= Los Kakukomicos =

Puerto Rican television comedy show

Los Kakukomicos was a Puerto Rican television comedy show which was produced by Paquito Cordero for Telemundo, channel 2. It was shown consecutively between 1980 and 1990.The show featured such stars as Lourdes Chacón, Otilio Warrington, the Argentine-Puerto Rican actress Raquel Montero, Rosita Velazquez, Juan Manuel Lebron, Waleska Seda, Tito Negrón, Shorty Castro, Adrian Garcia and others, as well as, before his death, Machuchal.

In 2011, the show was revived as a theatrical play, named "Los Kakukomicos, El Regreso" ("Los Kakukomicos, The Return").

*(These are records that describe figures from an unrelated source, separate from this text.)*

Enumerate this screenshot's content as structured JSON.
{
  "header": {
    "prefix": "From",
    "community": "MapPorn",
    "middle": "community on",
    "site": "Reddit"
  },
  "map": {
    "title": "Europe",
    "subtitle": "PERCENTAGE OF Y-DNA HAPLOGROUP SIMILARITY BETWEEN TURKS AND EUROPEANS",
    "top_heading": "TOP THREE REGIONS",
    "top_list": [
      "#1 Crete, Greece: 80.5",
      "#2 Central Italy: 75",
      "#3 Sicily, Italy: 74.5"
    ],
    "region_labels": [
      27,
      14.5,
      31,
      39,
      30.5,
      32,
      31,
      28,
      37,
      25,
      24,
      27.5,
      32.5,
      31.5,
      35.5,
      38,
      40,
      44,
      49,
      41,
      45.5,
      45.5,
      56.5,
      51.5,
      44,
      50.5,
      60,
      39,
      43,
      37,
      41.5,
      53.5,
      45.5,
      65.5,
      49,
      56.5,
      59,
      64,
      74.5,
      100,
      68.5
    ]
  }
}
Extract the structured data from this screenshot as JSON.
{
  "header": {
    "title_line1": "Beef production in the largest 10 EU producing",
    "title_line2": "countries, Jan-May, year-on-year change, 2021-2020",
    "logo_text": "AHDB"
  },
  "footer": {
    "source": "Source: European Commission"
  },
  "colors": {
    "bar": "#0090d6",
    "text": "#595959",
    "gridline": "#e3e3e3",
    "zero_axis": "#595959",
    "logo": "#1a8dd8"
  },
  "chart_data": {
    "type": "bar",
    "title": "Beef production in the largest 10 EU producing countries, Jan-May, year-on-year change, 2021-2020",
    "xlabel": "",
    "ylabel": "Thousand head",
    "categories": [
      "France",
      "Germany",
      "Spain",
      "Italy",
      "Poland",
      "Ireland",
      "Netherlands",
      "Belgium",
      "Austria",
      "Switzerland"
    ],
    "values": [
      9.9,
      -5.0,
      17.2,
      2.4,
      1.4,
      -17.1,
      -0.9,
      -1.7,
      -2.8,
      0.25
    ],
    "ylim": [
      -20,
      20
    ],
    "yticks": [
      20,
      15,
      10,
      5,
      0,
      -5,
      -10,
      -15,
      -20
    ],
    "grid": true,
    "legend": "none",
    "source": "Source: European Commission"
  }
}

The show is considered a comedy classic by Puerto Rican television viewers and critics alike.

==Toribio and Tesoro==
Among the best known characters from the show were Adrian Garcia's "Toribio" and Raquel Montero's "Tesoro", who were husband and wife. Their sketch consisted of situations in which "Tesoro"always cheated on "Toribio" with a character played by Juan Manuel Lebron, without "Toribio" figuring it out.

==Cuca Gomez==
Another popular character was female gossiper "Cuca Gomez", played by Otilio Warrington, who acted in drag for the role.